Jay Park berbagi pengalaman pahit skandal yang mengakhiri kariernya di 2PM.
- Jumat, 06 Maret 2026 - 15:03 WIB
WowKeren - Jay Park baru-baru ini mengungkapkan pengalaman traumatis yang terjadi pada tahun 2009, ketika skandal media sosial memaksanya untuk meninggalkan grup K-pop 2PM. Dalam sebuah wawancara yang tayang di saluran YouTube eyesmag pada 5 Maret, Jay dengan terbuka membahas dampak dari insiden tersebut serta perjalanan kariernya setelahnya.

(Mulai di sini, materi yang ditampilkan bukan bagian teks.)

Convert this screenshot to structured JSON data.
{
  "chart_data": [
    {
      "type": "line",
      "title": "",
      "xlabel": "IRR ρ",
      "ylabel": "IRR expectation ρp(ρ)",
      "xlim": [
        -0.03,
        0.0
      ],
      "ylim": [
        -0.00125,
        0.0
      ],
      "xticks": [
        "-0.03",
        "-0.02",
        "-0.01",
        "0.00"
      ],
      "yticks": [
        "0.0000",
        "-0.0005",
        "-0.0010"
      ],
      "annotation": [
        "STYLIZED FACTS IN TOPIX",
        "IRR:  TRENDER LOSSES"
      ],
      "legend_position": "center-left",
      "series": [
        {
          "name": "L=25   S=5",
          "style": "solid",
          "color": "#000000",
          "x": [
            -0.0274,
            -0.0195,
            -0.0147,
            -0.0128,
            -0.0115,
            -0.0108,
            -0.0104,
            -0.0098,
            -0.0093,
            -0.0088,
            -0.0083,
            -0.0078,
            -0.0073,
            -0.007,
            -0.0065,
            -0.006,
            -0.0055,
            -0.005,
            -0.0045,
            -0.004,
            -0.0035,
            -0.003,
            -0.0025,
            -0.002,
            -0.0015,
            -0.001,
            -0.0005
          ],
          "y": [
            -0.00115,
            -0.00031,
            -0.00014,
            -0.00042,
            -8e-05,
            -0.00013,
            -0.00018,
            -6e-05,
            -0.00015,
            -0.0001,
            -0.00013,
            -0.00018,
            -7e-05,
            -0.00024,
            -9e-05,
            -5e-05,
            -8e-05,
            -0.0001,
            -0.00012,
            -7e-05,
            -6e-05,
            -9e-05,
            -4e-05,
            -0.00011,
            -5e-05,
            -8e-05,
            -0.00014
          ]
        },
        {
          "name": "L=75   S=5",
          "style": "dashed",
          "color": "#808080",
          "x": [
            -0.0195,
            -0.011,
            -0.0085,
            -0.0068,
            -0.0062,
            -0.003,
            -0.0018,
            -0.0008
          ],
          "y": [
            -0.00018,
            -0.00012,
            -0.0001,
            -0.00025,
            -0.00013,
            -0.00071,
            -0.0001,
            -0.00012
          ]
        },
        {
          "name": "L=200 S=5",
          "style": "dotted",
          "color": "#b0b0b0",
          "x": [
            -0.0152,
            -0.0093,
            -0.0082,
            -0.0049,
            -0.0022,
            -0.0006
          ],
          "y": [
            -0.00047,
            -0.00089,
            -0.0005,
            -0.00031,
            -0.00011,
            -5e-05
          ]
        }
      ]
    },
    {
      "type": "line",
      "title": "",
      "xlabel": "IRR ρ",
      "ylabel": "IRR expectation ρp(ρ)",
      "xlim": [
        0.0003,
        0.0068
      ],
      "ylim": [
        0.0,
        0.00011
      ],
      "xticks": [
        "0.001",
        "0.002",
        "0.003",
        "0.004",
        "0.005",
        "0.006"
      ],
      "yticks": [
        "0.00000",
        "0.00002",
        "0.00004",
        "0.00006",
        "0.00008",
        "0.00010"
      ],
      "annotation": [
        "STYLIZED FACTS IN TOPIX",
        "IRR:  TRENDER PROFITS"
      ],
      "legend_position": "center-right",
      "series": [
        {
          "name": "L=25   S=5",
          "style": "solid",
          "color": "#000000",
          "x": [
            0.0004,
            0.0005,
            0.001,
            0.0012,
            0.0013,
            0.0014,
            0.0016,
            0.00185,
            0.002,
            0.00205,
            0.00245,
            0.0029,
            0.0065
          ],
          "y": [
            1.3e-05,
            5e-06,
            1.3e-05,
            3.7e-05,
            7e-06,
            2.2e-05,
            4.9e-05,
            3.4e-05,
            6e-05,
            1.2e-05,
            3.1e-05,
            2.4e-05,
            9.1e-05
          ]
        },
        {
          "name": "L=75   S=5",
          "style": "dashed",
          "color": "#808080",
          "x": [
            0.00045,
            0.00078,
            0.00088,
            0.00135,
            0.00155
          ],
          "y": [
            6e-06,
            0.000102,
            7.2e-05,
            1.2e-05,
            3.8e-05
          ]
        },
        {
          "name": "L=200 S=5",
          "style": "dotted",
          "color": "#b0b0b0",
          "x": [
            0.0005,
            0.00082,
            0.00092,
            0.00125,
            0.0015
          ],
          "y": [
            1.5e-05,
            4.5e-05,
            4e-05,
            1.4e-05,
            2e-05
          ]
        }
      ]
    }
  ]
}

Dalam wawancara tersebut, Jay menjelaskan bahwa postingan lamanya di media sosial yang salah terjemahkan pada saat itu membuatnya tampak seperti menghina Korea. Namun, alih-alih merasakan ketakutan, dia justru merasakan tanggung jawab yang dalam. "Saya tidak merasa cemas; saya hanya merasa menyesal dan minta maaf," ujarnya. "Saya menyadari bahwa saya telah bersikap kasar dan menyakiti banyak orang." Dia menambahkan bahwa pola pikirnya tersebut membantunya tetap tenang selama krisis itu: "Saya adalah tipe orang yang menerima situasi apa adanya dan berusaha sebaik mungkin, jadi saya tidak merasa terlalu cemas atau takut."

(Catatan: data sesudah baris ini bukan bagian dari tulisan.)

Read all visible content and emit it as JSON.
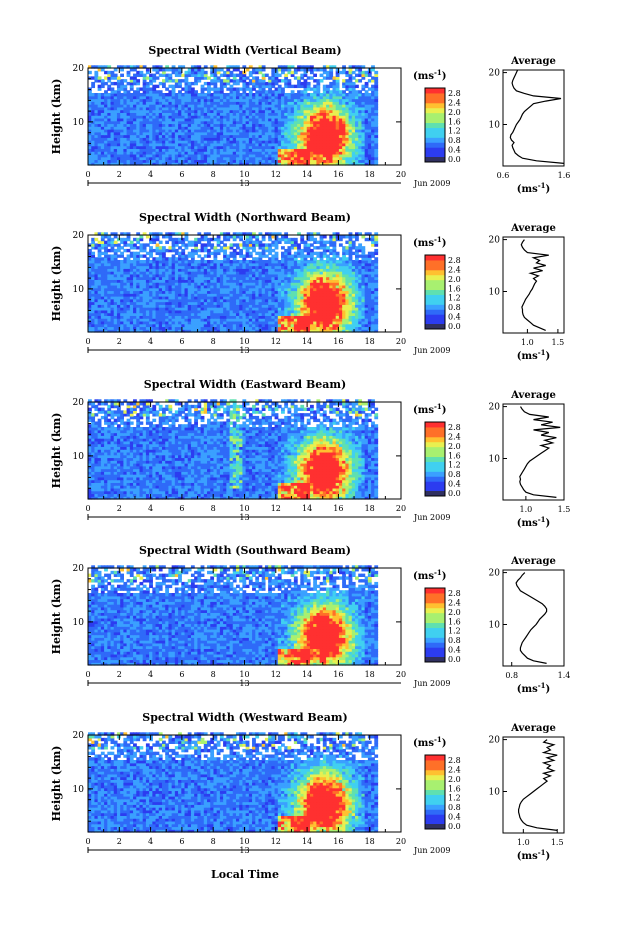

Wawancara ini juga menyentuh kisah comeback-nya yang viral. Setelah kembali ke Seattle, seorang penggemar mengirimkan sebuah MacBook kepadanya, yang kemudian dia gunakan untuk merekam cover lagu B.o.B berjudul "Nothin' on You." Video tersebut meledak dan mendapatkan 3 juta penayangan dalam satu hari, membuka jalannya kembali ke industri musik. "Ya. Video itu menjadi alasan saya bisa memulai aktivitas saya lagi," ungkapnya.
Ketika ditanya apakah dia pernah mempertimbangkan untuk meninggalkan musik akibat pengawasan publik yang intens, Jay menekankan ketangguhannya dan batasan pribadinya. "Saya tidak membiarkan kritik mempengaruhi saya terlalu dalam. Saya melakukan hal-hal dengan bebas, tetapi saya selalu memastikan untuk menghormati orang lain dan tidak menyakiti siapa pun," jelasnya. Dia juga menambahkan bahwa dia menolak untuk hidup sesuai dengan ekspektasi orang lain, dengan mengatakan, "Saya tidak mengikuti pendapat atau standar orang lain. Saya tidak pernah membiarkan pandangan orang lain mengendalikan saya."

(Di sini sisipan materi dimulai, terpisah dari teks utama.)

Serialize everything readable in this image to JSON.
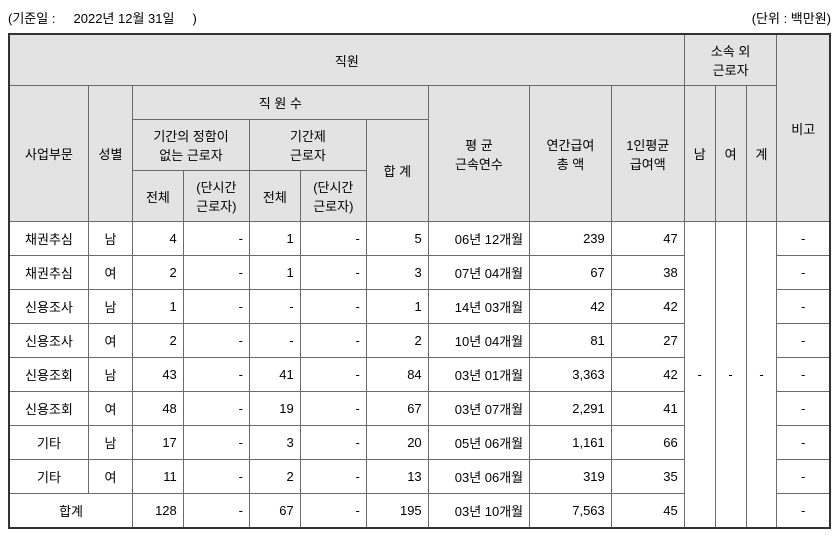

Jay juga memanfaatkan kesempatan tersebut untuk mengadvokasi kesehatan mental, mendorong orang-orang untuk melihat lebih dari sekadar citra publik mereka. "Banyak orang terlalu fokus pada penampilan mereka dan melupakan diri mereka yang sebenarnya. Saya percaya bahwa diri yang sebenarnya lebih penting. Jika diri yang sebenarnya tidak baik, tidak ada yang berarti," peringatnya. "Jika Anda tidak fokus pada diri yang sebenarnya, Anda bisa goyah dan mengembangkan masalah kesehatan mental. Jika Anda hanya hidup untuk orang lain, Anda bisa akhirnya menjadi sakit."